FM is a diagnosis of exclusion. Efforts have been made to build a diagnostic score, but no consensus has been reached yet on definite criteria. ^{Reference Gallay, Hot, Petiot, Thivolet-Bejui, Maucort-Boulch and Streichenberger3} Diagnosis relies on a holistic evaluation of clinical presentation, imagery, laboratory results, and pathology. Biopsy can help rule out certain alternative diagnoses; however, since histological analysis is generally non-specific and occasionally presents atypical features, some authors suggest that biopsies only be performed in the presence of systemic symptoms or persistent inflammation despite appropriate treatment. ^{Reference Milani, Mazzoni, Gatti, Bertolozzi and Fossali2,Reference Jun, Im, Park, Yoo and Park6}

FM remains poorly studied in children. We report an unusual case, where a 12-year-old child presented with bilateral relapsing migrating FM. His symptoms and negative ancillary investigations were consistent with cases of pediatric FM. ^{Reference Devic, Gallay, Streichenberger and Petiot1,Reference Bennett, Kumar and Agnew5} Moreover, his history of localized episodes with rare systemic symptoms, no muscle weakness, and persistently normal creatine kinase levels would be highly unusual for PM/DM, vasculitis, or a genetic condition such as PAPA or SAPHO. MRI results further supported our diagnosis. Although a biopsy was not performed, the non-specific histological findings of FM would not have provided much diagnostic value in this patient’s case, given the lack of systemic symptoms on multiple visits. ^{Reference Milani, Mazzoni, Gatti, Bertolozzi and Fossali2}

Treatment of FM is typically limited to anti-inflammatory drugs. ^{Reference Devic, Gallay, Streichenberger and Petiot1,Reference Milani, Mazzoni, Gatti, Bertolozzi and Fossali2} It is uncertain if steroid regimens should be considered in cases where inflammatory markers remain normal. Some immunosuppressors have been used in the literature, with no consistent outcome. ^{Reference Devic, Gallay, Streichenberger and Petiot1} Long-term follow-up is suggested because of the potential, unconfirmed risk of PM/DM in these patients. Physicians should be careful when diagnosing FM so as not to misdiagnose the early showings of an underlying systemic disorder such as PM/DM or eosinophilic myositis. Migrating FM should be suspected in patients presenting with focal inflammation of one muscle group in the absence of systemic symptoms suggestive of alternative diagnoses.

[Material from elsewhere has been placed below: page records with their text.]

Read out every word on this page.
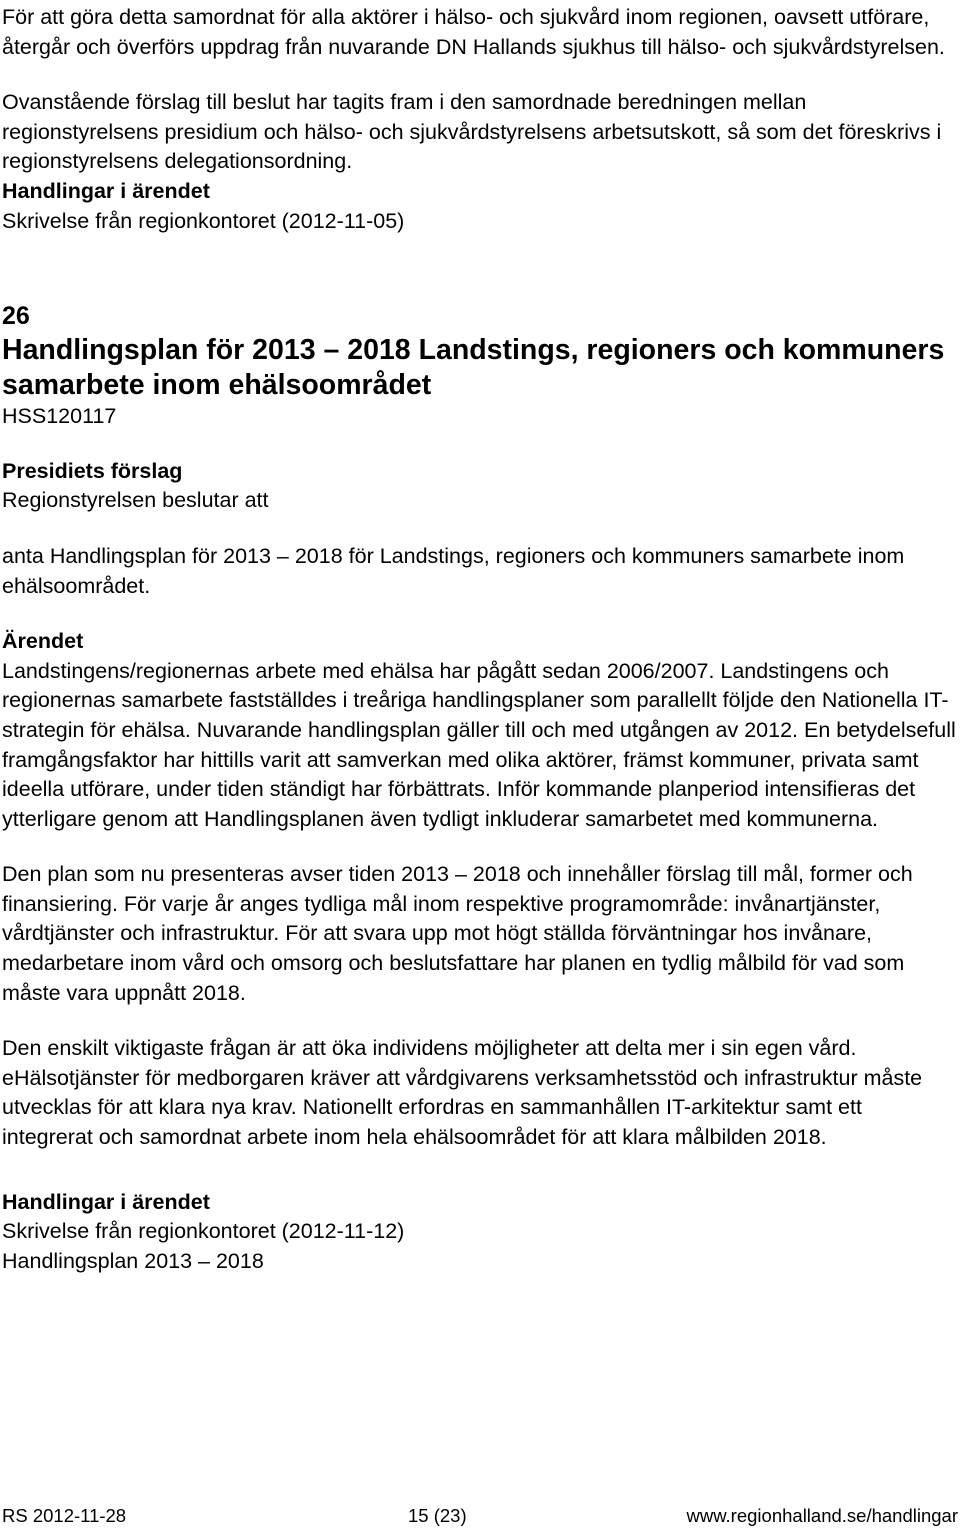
För att göra detta samordnat för alla aktörer i hälso- och sjukvård inom regionen, oavsett utförare, återgår och överförs uppdrag från nuvarande DN Hallands sjukhus till hälso- och sjukvårdstyrelsen.

Ovanstående förslag till beslut har tagits fram i den samordnade beredningen mellan regionstyrelsens presidium och hälso- och sjukvårdstyrelsens arbetsutskott, så som det föreskrivs i regionstyrelsens delegationsordning.

Handlingar i ärendet

Skrivelse från regionkontoret (2012-11-05)

26

Handlingsplan för 2013 – 2018 Landstings, regioners och kommuners samarbete inom ehälsoområdet

HSS120117

Presidiets förslag

Regionstyrelsen beslutar att

anta Handlingsplan för 2013 – 2018 för Landstings, regioners och kommuners samarbete inom ehälsoområdet.

Ärendet

Landstingens/regionernas arbete med ehälsa har pågått sedan 2006/2007. Landstingens och regionernas samarbete fastställdes i treåriga handlingsplaner som parallellt följde den Nationella IT-strategin för ehälsa. Nuvarande handlingsplan gäller till och med utgången av 2012. En betydelsefull framgångsfaktor har hittills varit att samverkan med olika aktörer, främst kommuner, privata samt ideella utförare, under tiden ständigt har förbättrats. Inför kommande planperiod intensifieras det ytterligare genom att Handlingsplanen även tydligt inkluderar samarbetet med kommunerna.

Den plan som nu presenteras avser tiden 2013 – 2018 och innehåller förslag till mål, former och finansiering. För varje år anges tydliga mål inom respektive programområde: invånartjänster, vårdtjänster och infrastruktur. För att svara upp mot högt ställda förväntningar hos invånare, medarbetare inom vård och omsorg och beslutsfattare har planen en tydlig målbild för vad som måste vara uppnått 2018.

Den enskilt viktigaste frågan är att öka individens möjligheter att delta mer i sin egen vård. eHälsotjänster för medborgaren kräver att vårdgivarens verksamhetsstöd och infrastruktur måste utvecklas för att klara nya krav. Nationellt erfordras en sammanhållen IT-arkitektur samt ett integrerat och samordnat arbete inom hela ehälsoområdet för att klara målbilden 2018.

Handlingar i ärendet

Skrivelse från regionkontoret (2012-11-12)

Handlingsplan 2013 – 2018

RS 2012-11-28	15 (23)	www.regionhalland.se/handlingar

To our knowledge, this is the first pediatric case of bilateral relapsing migrating FM. This is also the first case of sternocleidomastoid involvement in a child. Given the variety of clinical presentations and the association between FM and conditions such as IMIDs and neoplasia, we believe more research is required to elucidate the physiopathology of FM and its relation to other auto-immune and inflammatory disorders.